Nous avons le culte du compromis, comme le démontre le fait que dans les gouvernements cantonaux et fédéral les principaux partis sont représentés, de la gauche à la droite. A ces Messieurs et Dames de faire en sorte que la gouvernance soit collégiale. C’est lent, c’est parfois paralysant, mais c’est consensuel !
Quand on parle de « souverain » en Suisse, c’est le peuple. Nous pratiquons une démocratie de proximité, jusqu’à l’exagération, jusqu’à l’exacerbation. Il faut toujours convaincre une majorité du peuple puisque, très souvent, c’est lui qui a le dernier mot, même après les décisions des autorités.
Pour preuve, ces quatre droits populaires :
- le referendum obligatoire pour chaque changement dans la constitution
- le referendum facultatif si 50.000 citoyens demandent qu’une loi, pourtant adoptée par le parlement, soit soumise au peuple
- l’initiative constitutionnelle si 100.000 citoyens proposent de changer un article de la constitution
- la pétition si 100.000 personnes veulent imposer au parlement de traiter de tel ou tel sujet.
On a donc toujours quelques débats en cours en vue de la prochaine votation (au moins 4 fois par an, avec chaque fois plusieurs sujets).

La peur de perdre ces droits populaires explique en grande partie pourquoi la majorité de notre peuple, surtout en Suisse alémanique, est opposée pour le moment à l’entrée de la Suisse dans l’Union européenne, ainsi que le retard mis à entrer à l’ONU (seulement en 2002).
Nous préférons demeurer petits, seuls, mais libres, dans un pays politiquement et militairement neutre, selon les leçons retenues de notre histoire.


Les Eglises dans ce contexte socio-politique.

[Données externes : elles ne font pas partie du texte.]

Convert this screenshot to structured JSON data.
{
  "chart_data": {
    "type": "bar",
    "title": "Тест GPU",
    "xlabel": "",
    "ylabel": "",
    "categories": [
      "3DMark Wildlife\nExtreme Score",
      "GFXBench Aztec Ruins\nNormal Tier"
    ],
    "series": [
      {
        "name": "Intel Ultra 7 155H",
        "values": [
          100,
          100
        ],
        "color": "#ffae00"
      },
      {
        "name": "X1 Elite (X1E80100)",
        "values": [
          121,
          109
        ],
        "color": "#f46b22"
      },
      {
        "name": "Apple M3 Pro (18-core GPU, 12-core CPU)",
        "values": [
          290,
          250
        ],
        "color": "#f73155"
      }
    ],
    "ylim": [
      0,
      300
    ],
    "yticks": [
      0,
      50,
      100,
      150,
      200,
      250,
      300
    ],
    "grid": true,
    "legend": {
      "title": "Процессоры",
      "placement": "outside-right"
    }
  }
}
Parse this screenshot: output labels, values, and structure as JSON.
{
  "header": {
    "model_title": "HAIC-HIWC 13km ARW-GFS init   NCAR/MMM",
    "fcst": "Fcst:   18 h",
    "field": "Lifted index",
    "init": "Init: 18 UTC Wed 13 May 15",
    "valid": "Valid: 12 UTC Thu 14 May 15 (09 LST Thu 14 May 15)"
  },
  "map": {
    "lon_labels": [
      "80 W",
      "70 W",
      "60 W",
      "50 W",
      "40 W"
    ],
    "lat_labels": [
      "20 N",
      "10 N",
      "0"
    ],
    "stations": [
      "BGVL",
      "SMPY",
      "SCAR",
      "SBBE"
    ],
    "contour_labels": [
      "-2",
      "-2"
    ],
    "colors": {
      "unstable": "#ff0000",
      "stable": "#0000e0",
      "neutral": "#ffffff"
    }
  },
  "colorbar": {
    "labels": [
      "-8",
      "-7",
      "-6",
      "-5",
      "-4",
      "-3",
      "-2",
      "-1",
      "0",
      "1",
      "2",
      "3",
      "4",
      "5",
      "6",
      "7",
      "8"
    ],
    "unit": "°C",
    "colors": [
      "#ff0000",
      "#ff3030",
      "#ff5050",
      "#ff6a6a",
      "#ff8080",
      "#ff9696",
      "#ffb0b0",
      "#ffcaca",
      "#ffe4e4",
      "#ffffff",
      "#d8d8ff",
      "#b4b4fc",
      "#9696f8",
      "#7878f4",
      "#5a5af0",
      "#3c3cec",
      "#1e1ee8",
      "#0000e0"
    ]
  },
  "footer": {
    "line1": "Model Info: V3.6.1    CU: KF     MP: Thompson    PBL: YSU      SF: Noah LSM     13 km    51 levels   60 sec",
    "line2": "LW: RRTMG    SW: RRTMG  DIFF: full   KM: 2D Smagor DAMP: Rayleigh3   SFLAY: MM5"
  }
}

Notre histoire religieuse a été marquée par de nombreux drames, et d’abord par les oppositions -parfois guerrières et sanglantes- advenues lors des Réformes du 16ème siècle. La Suisse a été travaillée par les Réformateurs protestants et aussi remodelée par les conséquences du concile de Trente, notamment par les monastères, les Jésuites et les Capucins.
Les antagonismes à fondement religieux ont encore marqué le 19ème siècle, notamment lors du Sonderbund (1848) et du Kulturkampf (1870) qui ont introduit dans la législation et la pratique des discriminations à l’égard de l’Eglise catholique (articles confessionnels). La dernière a été levée en 2002 seulement (il fallait l’accord de la Confédération pour ériger de nouveaux évêchés).

Aujourd’hui, au niveau fédéral, les relations Eglises-Etat sont réglées par le préambule de la Constitution (« Au nom de Dieu tout-puissant ») et par les articles 15 et 72 qui garantissent la liberté de conscience et de croyance et précisent les rapports entre Eglise et Etat.
En résumé, ces relations sont renvoyées aux cantons. C’est à ceux-ci de régler concrètement cette « coexistence pacifique », autrement dit il y a 26 statuts différents, mais tous sont basés sur le respect des libertés religieuses, des diversités et donc des minorités. En fait trois Eglises sont reconnues officiellement : l’Eglise catholique, l’Eglise protestante et l’Eglise vieille-catholique.

Actuellement, de profondes évolutions sont en cours dans le domaine religieux.
Du point de vue démographique d’abord, et surtout à cause des phénomènes migratoires, tant internes que externes.
En 1970, 98% des habitants de la Suisse se déclaraient chrétiens. Ils étaient seulement 80% en 2000.
A cette date, les protestants constituaient le 33% de la population (contre 47% en 1970), les catholiques 41%, soit actuellement 3,1 millions. En 1970, 10 cantons étaient en majorité protestants ; aujourd’hui un seul : Berne. On a calculé que les protestants seraient peut-être seulement 20% en 2040. Actuellement le canton de Genève (« la cité de Calvin ») compte seulement 16% de protestants. Rappelons aussi que si seulement 3,1% des protestants sont des étrangers, 21,8% sont des étrangers dans l’Eglise catholique en Suisse.



Plus significatifs encore ces phénomènes relativement nouveaux :
- les musulmans ont passé de 0,26 % de la population en 1970 à 4,5% aujourd’hui. Ce groupe de populations est nettement plus jeune que la moyenne de la population (39% ont moins de 20 ans) et le taux de fécondité est supérieur à la moyenne suisse (2,44 contre 1,43 en moyenne suisse).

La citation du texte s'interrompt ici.